Devant les scènes de l’aéroport dévasté de Bruxelles, du métro éventré, chacun est saisi d’effroi – si c’était moi embarquant dans ce terminal, passager dans cette rame… – mais aussi de compassion et d’un immense élan de solidarité : les corps penchés sur le macadam de la place de la Bourse pour y gribouiller, y déposer une fleur ou une bougie nous émeuvent par leur pulsion élémentaire de témoignage, de présence ; la solidarité se manifeste en acte dans la rue, on ne veut pas être représenté ni « délocuté » (parlé par d’autres ou à distance), on s’éprouve par ces événements poussé à manifester, c’est-à-dire à s’engager en personne, sur le mode d’une présence physique. Les corps font la chaîne, dans l’horreur comme dans la sympathie, de sorte que le même mimétisme, vecteur du trauma, véhicule aussi son contre-poison. « Là où croît le danger croît aussi ce qui sauve » : la célèbre formule du poète Hölderlin s’applique bien, je crois, à ces journées de terreur collective et de deuil, qui engendrent aussi une solidarité profonde et un élan compassionnel.

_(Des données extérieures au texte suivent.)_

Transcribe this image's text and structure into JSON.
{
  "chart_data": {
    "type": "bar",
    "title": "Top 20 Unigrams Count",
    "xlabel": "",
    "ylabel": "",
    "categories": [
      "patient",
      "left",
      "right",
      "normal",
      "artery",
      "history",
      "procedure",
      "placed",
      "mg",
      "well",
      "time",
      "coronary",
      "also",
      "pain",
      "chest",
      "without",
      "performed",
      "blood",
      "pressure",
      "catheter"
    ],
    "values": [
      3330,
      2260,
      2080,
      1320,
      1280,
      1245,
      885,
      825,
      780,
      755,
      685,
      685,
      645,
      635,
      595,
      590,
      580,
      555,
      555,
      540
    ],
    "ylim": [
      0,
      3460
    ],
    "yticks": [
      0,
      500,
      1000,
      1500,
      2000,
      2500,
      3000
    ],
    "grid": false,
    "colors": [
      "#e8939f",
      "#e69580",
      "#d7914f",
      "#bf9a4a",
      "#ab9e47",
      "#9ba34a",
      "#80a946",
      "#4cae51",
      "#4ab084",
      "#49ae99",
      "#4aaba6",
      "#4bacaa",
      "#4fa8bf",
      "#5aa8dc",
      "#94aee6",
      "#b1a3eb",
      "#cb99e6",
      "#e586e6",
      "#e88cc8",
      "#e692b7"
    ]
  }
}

En frappant et en faisant résonner la chaîne humaine, les terroristes réveillent le nous, un mode d’existence oublié ou dont nous nous passons en régime de basse communication.
Obsèques, ce beau mot tiré du latin signifie le cortège, une file suivant un corps. « Je suis – Charlie, parisien, bruxellois… », l’identification spontanée du hashtag conjugue de même à son insu la première personne du verbe suivre, elle inscrit le fragile petit moi de chacun dans un ensemble plus vaste.
Cette conjugaison de la terreur est donc aussi celle de la sympathie, et d’une authentique solidarité. « C’est l’Europe qu’ils veulent frapper », répètent nos chefs d’Etat, et avec eux la plupart des commentateurs : l’Europe réaffirmée comme bien commun et comme partage, à l’heure où les frontières se ferment aux migrants et se couvrent de barbelés. La bonne nouvelle de ces attentats, qui débordent à la vitesse de la lumière tous nos parapets, c’est qu’ils nous arrivent à nous : qui, nous ? Ce pronom a donc un sens, une histoire, une géographie et comment le remplir ?
Le terrorisme nous fait entrer dans un monde où nous devrons désormais vivre et penser sous une épée de Damoclès, ou dans un cadre affecté, ou infecté a minima, par une forme de guerre. Or l’image traumatisante ne m’enfonce pas seulement dans l’évidence de ma vulnérabilité, fatale, inéluctable ; les mêmes images n’arrivent pas qu’à moi seul, elles touchent entre les individus le fantôme d’une communauté invisible, d’un nous fragile mais que l’évidence du danger ranime paradoxalement.
« Là où croit le danger croît aussi ce qui sauve » ? Avec ce beau vers, cybernétique, Hölderlin anticipait la régulation du thermostat.